The Council’s draft compromise text runs to 95 pages and covers Chapters 1 to 4 of the draft Regulation.  Key areas of concern for businesses include the following.

  • Sanctions: the Council’s draft does not cover enforcement aspects of the proposal, so does nothing to challenge the proposed fines of up to 2% of annual revenues for enterprises.
  • General approach: overall, a more pragmatic, business-friendly, risk- based regime is proposed.  In particular the new Recital 3(a) which makes it explicit that data protection rights need to be proportionate and balanced against the freedom to conduct a business. The obligations on controllers and processors take account of the nature, scope, context and purposes of processing obligations and the risk levels posed.
  • DPOs: the designation of a DPO should be optional (unless required by other EU or national law as is currently the case, for example, in Germany).
  • Extraterritorial reach:  amendments to Recital 20 and Article 3 would limit the extra territorial reach of the regime; mere accessibility of a website to EU citizens would not suffice for the Regulation to apply to an overseas data controller based outside the EU.  Factors such as language and currency used on a website would come into play in determining whether the test for “offering of goods or services” to EU data subjects would be met for the Regulation to apply. Similarly the “monitoring of data subjects’ behavior” trigger would be narrowed to behavior taking place within the EU.
  • Data breach notification:  the Council’s amendments introduce a seriousness threshold  and a longer (72 hour) deadline for notification of security breaches to the regulator. The threshold for notifying affected individuals would also be raised, to breaches “severely” affecting the individual’s rights, with a number of other mitigating get-outs.
  • Consent: for non sensitive personal data, the Council proposes a shift back from the “unrealistic” requirement for “explicit consent” across the board to a less stringent requirement for “unambiguous consent”.  The criteria for valid consent have also been relaxed. (Recital 25 and Article 7)
  • Legitimate interests condition: the Council proposes the widening of the legitimate interests, with  fraud prevention, the anonymysing or pseudonymising of data and direct marketing being within the scope of “legitimate interests” (Recital 39).
  • Scope of personal data: the scope of personal data and the dividing line with unregulated, anonymous data would be clarified (Recital 23, Article 4).
  • Regulation or Directive? The Council acknowledges that 8 Member States (including the UK) oppose a directly effective regulation and therefore the text does not rule out the possibility of the new instrument being a Directive.  

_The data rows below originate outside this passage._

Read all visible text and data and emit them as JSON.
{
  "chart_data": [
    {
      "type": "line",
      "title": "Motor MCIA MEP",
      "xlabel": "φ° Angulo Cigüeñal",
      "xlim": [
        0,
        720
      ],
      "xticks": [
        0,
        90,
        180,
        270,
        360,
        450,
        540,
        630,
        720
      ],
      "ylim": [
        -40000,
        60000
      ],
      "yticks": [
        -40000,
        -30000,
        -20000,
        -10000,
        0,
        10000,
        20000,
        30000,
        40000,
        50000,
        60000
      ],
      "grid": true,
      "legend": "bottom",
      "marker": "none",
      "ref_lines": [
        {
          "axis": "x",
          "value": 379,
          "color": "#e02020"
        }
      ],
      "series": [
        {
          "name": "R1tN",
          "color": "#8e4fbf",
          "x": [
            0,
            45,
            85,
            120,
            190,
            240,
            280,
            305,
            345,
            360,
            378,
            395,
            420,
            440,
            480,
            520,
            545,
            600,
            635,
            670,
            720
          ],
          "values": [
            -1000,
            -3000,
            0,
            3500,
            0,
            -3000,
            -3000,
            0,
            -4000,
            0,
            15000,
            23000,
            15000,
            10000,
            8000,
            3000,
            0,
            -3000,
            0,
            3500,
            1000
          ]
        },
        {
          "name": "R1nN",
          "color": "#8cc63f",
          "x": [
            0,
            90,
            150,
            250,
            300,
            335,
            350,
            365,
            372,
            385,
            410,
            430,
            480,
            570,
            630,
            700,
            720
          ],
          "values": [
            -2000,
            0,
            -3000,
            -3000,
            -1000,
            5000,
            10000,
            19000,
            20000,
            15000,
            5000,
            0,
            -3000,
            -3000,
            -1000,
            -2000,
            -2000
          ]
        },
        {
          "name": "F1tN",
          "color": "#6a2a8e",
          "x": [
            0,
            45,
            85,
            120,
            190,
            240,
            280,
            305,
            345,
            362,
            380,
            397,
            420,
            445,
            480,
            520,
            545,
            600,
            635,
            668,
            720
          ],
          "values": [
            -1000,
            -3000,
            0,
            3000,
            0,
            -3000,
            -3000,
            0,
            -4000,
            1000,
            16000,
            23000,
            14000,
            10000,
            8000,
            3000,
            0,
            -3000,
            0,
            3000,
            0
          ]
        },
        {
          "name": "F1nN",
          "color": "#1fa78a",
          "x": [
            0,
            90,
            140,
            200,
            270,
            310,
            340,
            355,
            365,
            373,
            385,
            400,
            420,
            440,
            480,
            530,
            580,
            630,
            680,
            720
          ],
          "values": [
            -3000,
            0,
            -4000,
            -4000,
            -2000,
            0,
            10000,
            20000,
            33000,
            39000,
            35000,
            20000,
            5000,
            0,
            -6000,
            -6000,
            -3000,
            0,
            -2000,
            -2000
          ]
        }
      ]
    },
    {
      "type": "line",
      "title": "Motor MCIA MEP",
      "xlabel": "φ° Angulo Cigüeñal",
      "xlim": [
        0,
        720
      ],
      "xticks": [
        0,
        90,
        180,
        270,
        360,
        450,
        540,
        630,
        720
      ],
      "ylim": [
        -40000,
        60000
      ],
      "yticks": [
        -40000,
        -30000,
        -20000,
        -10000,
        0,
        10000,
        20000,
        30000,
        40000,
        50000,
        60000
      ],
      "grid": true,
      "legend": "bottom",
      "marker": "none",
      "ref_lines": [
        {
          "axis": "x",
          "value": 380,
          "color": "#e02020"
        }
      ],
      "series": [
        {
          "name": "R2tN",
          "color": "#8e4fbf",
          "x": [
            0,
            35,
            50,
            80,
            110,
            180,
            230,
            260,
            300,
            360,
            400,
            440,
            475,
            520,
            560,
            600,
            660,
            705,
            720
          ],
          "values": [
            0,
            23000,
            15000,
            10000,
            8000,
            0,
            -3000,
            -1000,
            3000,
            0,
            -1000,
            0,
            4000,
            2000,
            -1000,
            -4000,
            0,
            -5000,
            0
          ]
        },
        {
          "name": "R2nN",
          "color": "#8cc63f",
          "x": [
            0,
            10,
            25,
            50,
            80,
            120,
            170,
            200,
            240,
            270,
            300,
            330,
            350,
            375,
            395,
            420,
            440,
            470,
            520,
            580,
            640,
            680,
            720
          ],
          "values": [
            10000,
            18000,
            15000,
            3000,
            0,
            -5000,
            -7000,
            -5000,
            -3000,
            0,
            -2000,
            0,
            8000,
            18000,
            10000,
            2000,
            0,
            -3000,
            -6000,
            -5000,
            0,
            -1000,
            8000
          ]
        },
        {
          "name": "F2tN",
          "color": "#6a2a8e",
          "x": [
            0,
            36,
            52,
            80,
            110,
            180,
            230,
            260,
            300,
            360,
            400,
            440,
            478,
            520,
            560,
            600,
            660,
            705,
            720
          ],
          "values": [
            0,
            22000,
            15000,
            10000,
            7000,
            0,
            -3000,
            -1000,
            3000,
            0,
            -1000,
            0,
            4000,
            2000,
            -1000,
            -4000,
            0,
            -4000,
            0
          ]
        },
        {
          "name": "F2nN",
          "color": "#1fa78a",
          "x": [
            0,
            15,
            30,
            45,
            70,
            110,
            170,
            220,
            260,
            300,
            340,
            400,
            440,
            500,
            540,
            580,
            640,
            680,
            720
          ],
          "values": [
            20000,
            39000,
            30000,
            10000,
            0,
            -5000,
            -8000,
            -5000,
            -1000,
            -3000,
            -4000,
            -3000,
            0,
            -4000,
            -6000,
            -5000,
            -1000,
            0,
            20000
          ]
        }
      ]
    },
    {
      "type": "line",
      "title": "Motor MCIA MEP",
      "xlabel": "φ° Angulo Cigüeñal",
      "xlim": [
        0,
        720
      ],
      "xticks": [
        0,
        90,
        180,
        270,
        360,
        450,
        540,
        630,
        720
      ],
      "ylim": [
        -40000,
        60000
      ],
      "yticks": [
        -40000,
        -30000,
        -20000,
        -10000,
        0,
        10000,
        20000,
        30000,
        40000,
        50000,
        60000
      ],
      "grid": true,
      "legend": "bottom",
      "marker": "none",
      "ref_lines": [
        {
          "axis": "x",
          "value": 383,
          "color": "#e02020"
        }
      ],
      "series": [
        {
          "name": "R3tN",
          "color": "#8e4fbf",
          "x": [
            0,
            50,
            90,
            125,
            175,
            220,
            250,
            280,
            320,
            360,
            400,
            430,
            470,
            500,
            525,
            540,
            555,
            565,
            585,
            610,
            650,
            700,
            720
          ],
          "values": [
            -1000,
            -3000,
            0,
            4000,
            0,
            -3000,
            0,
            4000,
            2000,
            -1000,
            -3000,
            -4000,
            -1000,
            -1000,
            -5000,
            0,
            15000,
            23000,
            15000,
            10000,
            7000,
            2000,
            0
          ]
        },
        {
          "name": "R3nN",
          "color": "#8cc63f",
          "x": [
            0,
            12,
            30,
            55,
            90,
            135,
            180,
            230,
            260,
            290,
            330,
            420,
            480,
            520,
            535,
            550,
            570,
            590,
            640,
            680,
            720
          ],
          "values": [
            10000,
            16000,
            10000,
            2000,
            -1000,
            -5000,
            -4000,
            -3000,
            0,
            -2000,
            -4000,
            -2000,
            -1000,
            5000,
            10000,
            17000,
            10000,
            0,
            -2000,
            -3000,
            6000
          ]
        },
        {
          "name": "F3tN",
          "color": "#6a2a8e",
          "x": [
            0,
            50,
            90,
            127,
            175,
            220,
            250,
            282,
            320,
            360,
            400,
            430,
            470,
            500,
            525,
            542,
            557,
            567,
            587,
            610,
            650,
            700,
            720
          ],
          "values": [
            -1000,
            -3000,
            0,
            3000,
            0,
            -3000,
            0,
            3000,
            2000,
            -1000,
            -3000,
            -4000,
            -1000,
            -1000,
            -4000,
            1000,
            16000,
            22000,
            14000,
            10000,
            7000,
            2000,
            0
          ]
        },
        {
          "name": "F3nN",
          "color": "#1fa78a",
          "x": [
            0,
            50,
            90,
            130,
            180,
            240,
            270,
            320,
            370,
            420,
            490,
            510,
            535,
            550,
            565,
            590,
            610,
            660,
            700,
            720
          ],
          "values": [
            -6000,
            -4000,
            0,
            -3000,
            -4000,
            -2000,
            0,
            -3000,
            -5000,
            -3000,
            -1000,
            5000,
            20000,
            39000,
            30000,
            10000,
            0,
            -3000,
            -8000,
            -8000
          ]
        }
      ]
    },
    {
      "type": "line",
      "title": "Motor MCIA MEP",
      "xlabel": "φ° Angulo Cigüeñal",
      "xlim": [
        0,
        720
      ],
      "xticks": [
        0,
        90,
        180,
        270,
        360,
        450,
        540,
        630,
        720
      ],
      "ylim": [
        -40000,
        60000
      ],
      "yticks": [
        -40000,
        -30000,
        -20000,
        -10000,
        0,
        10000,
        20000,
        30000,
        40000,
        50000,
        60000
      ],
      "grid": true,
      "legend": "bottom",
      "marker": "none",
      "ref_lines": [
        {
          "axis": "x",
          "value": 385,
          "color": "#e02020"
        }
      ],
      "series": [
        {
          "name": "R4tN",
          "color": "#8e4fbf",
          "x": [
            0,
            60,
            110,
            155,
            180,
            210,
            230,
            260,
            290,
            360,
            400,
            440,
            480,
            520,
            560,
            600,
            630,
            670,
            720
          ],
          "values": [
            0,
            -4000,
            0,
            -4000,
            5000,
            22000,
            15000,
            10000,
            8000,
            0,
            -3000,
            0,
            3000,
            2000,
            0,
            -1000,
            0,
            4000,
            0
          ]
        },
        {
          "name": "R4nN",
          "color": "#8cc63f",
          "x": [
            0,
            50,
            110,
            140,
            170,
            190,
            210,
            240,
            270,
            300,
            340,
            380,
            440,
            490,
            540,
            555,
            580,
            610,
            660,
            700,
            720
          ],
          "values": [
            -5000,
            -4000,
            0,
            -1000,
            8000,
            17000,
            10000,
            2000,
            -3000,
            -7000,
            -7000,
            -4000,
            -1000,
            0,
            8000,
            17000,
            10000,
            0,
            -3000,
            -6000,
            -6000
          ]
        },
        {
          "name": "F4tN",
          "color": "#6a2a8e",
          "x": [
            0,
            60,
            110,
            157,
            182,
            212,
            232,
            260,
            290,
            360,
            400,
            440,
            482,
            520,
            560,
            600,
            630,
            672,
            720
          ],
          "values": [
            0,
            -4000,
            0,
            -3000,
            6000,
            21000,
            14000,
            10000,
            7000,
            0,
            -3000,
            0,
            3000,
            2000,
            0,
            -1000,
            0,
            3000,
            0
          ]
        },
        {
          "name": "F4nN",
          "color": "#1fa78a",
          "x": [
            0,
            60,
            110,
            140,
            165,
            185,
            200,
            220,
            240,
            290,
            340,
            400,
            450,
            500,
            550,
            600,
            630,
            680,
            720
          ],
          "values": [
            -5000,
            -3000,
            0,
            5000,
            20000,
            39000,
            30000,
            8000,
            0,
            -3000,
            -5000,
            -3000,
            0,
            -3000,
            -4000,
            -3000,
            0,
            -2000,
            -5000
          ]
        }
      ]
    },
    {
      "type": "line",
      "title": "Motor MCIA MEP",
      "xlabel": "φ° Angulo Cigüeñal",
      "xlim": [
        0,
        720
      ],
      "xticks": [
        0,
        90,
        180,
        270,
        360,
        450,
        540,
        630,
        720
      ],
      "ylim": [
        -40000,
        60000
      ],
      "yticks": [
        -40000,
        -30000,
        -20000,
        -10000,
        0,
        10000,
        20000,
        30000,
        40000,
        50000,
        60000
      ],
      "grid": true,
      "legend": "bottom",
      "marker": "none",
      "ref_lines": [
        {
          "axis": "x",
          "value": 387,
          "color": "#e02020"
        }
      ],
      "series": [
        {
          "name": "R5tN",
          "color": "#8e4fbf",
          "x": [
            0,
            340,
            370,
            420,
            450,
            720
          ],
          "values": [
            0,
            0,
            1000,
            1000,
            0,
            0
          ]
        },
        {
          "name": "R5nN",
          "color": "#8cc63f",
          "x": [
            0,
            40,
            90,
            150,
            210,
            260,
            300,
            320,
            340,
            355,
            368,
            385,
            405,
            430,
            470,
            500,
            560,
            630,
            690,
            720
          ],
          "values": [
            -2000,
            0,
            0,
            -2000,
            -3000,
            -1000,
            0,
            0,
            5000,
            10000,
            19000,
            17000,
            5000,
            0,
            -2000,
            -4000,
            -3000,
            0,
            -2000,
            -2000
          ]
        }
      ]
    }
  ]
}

The Council’s amendments only deal with Chapters 1 to 4 of the draft Regulation; the Presidency acknowledges that further adjustments will be needed throughout rest of the proposal.

The Presidential baton passes: will Lithuania keep up the “Irish Sprint”?

So, to recap – and add to  Madame Reding’s sporting metaphors. The ultimate finish line is still a long way off, with many hurdles still littering the track. All eyes will be on the passing of the baton from Ireland to Lithuania. What practical difference will it make? This  press release by the incoming Lithuanian Presidency assures us that data protection reform is high on its priorities too.  However, Datonomy notes this comment from  Minister of Justice of Lithuania, Juozas Bernatonis:“Perhaps everybody agrees that the EU data protection reform is necessary; however, the search for solutions and appropriate balance between the protection of the rights of citizens and administrative burden for businesses should not be hasty and considered insufficiently,”  Will the pace of the reforms keep up the “sprint” set by the Irish Presidency – or could  it slow to  a legislative marathon? Datonomy will provide further commentary as the race progresses.